Ашерат тяжело вздохнула, но поднялась с лавки, сказала:
- Как только увидишь дядю, пришлешь Фрасимеда, я хочу встретить его первой.
- Ладно, пришлю, - пообещал Шардан.
- Идем. - Нааме увлекла за собой Ашерат.
Шардан снова уставился на дорогу, но чем сильнее он напрягал зрение, тем больше по старой привычке сон одолевал и его. Нельзя ему долго сидеть на солнце, ох, нельзя...
Бомилькар издали увидел Шардана и маленького Фрасимеда. Оба безмятежно дремали, упираясь спинами в стену, изредка только Фрасимед отмахивался от назойливых мух. Как все это было знакомо, как это все было по-семейному. Киликс, превратник Баркидов в Мегаре, старый хрыч, вечно был такой же сонной мухой. Видно, это общая черта всех привратников: засыпать на своем месте. Но с другой стороны, Бомилькару дремота привратника и мальчишки только на руку: не хотелось лишнего шума. Спят себе и спят. А то заметят невзначай, признают, поднимут гвалт, растревожат все семейство. Нет, лучше так: подойти спокойно, тронуть старика за плечо, улыбнуться, мол, Шардан, родной, как я рад снова тебя видеть. Ничего не меняется...
Но вдруг шальная мысль овладела им, он подстегнул своего коня и в два счета оказался рядом с Шарданом, не сбавив, впрочем, движения, проскакал чуть дальше, развернулся и с улыбкой во весь рот, довольный, стал смотреть, как медленно опадает завеса пыли перед привратником и Фрасимедом, который проснулся от топота чуть раньше.
- Да чтоб вас! - выругался Шардан, вскочил с лавки и сгоряча набросился на маленького Фрасимеда, который не растолкал его вовремя: - Ты чего вылупился? Беги, предупреди хозяйку, что гости подъехали.
Сам же немного откашлялся и с таким же недовольством набросился на Бомилькара:
- Э-э! Тебе бы все глупостями заниматься, хватит над бедным стариком измываться.
- Это ты, Шардан, старик? Да на тебе еще пахать и пахать, - продолжая улыбаться, подъехал к нему Бомилькар и соскочил с коня. - Ну, здравствуй, дружище, не обижайся, я же не со зла.
- Шутник ты, однако, управы на тебя нет, - пробурчал в ответ Шардан, но все равно горячо прижался к Бомилькару. - Когда уже совсем вернетесь? А то расстройства одни.
- Вернемся, вернемся, не сомневайся, отец, - похлопал его по спине Бомилькар. - Со своими суффетами только разберемся. Как сам? Как здоровье?

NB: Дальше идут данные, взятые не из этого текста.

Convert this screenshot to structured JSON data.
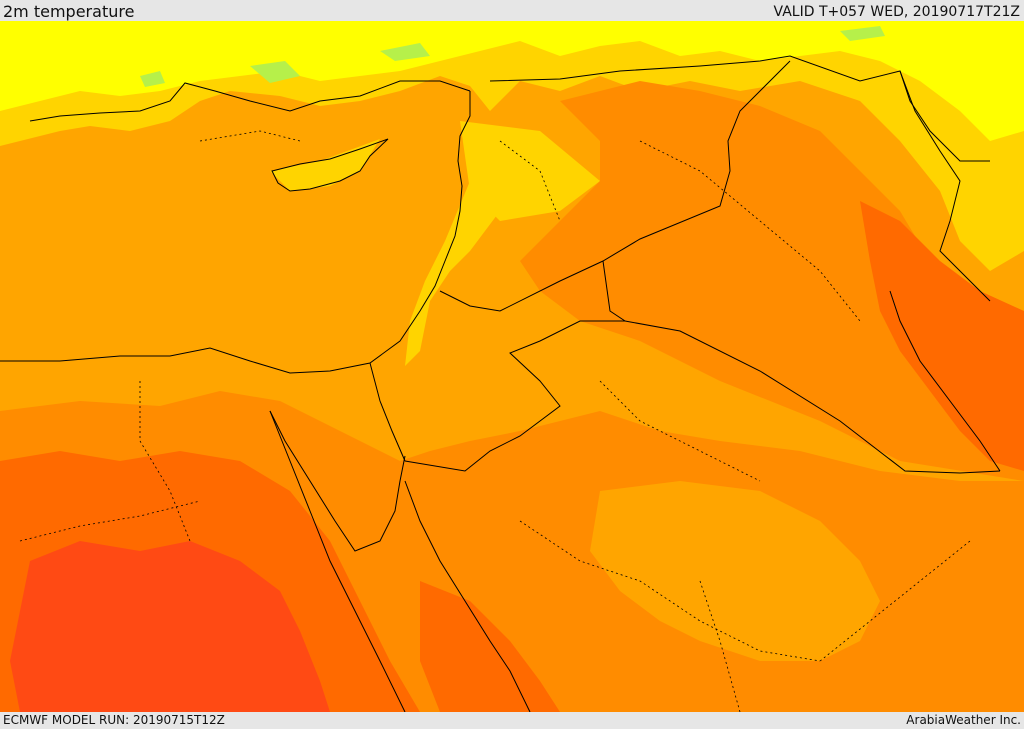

Но договорить им не дали. Из ворот выскочили Ашерат, Фрасимед, Нааме и Йааэль, за ними трусцой выбежали маленькие Ганнибал и Фелис, оба уцепились за ноги Бомилькара. Ашерат и Нааме совсем превратились во взрослых девчонок.
- Какие вы стали большие, - удивился Бомилькар. - Что значит, долго не виделись! - а потом полуобнял жену:
- Ну, здравствуй, дорогая. Если б ты знала, как я по тебе соскучился.
Сказать, что Бомилькар уже к вечеру почувствовал себя счастливым, - значило, ничего не сказать. В кругу семьи, во внимании близких, в их заботе о нем он ощутил больше, чем счастье; он словно пребывал на островах блаженных. Нежность, которую дарила ему жена, была для него больше, чем нежность. Но ведь он и раньше здесь жил, общался с родней каждый день до отправления на войну, тогда не было такого упоения, неужели война так обострила чувства всех, а разлука усилила радость встречи?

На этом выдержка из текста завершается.